In many ways, Gould’s interpretation of Marlowe is lighter and funnier than the classic interpretations. Reinventing Humphrey Bogart’s signature character wouldn’t be an easy task for anyone, but Gould starts completely from scratch. He trades Bogart’s deadpan stoic for an awkward, openly compassionate smartass. Whereas Bogart’s Marlowe cracks jokes with the express purpose of wheedling response from an adversary, Gould’s Marlowe cracks jokes because he is incapable of keeping his mouth shut. Perhaps unsurprisingly, Gould’s Marlowe finds his mouth shut for him on several occasions.

While the “classic” Marlowe is seen to be poor because he is too honest to make a good living, Gould’s Marlowe is portrayed as a shiftless schlub. One must wonder how he makes a living at all, save for his off-beat charm. The imprint of this film is evident on many revisionist films noirs since; the gritty realism of an unexpected Coke bottle delivered to the face is strikingly similar to the famous slitting of Jake Gittes’ nose in Chinatown. Furthermore, Gould’s Marlowe, distilled to absurdism, is doubtlessly the missing link between Bogart’s Marlowe and Jeffrey “The Dude” Lebowski.

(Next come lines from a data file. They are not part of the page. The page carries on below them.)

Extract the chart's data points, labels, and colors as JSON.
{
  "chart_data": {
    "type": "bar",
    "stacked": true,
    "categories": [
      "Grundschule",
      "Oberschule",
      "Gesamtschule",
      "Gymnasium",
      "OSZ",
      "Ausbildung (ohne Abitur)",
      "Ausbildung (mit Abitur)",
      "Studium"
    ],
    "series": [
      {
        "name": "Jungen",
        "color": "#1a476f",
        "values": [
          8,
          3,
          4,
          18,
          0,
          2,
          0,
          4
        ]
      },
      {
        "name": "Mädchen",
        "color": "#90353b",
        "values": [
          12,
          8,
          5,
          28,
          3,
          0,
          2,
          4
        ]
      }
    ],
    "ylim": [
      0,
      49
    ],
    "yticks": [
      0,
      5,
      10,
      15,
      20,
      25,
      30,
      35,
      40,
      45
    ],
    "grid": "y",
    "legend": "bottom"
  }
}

While the archetypal film noir protagonist is of ambiguous moral character, he nevertheless exhibits a self-imposed morality consistent to his actions. By this statute, many find fault with Brackett and Altman’s rewritten ending, wherein Marlowe executes Terry Lennox in cold blood. At first glance, the murder appears to counter everything previously established about the character. Marlowe has traveled to Mexico with the intention of killing Lennox; he succeeds. The act is vicious, calculated, and thoroughly uncompassionate.

However, I suggest that perhaps it is the action most true to Marlowe’s personality that the film sees. Lennox not only shamelessly abuses Marlowe’s honesty and compassion for personal gain, but he also, time and again, places Marlowe at grave personal risk. Marlowe accepts this risk only by the steadfast yet ultimately misguided conviction that his friend Lennox was innocent of his wife’s murder. Thus, the only option left for Marlowe, in order to respect his code of ethics, is to destroy the monster that so mocked them. That is film noir.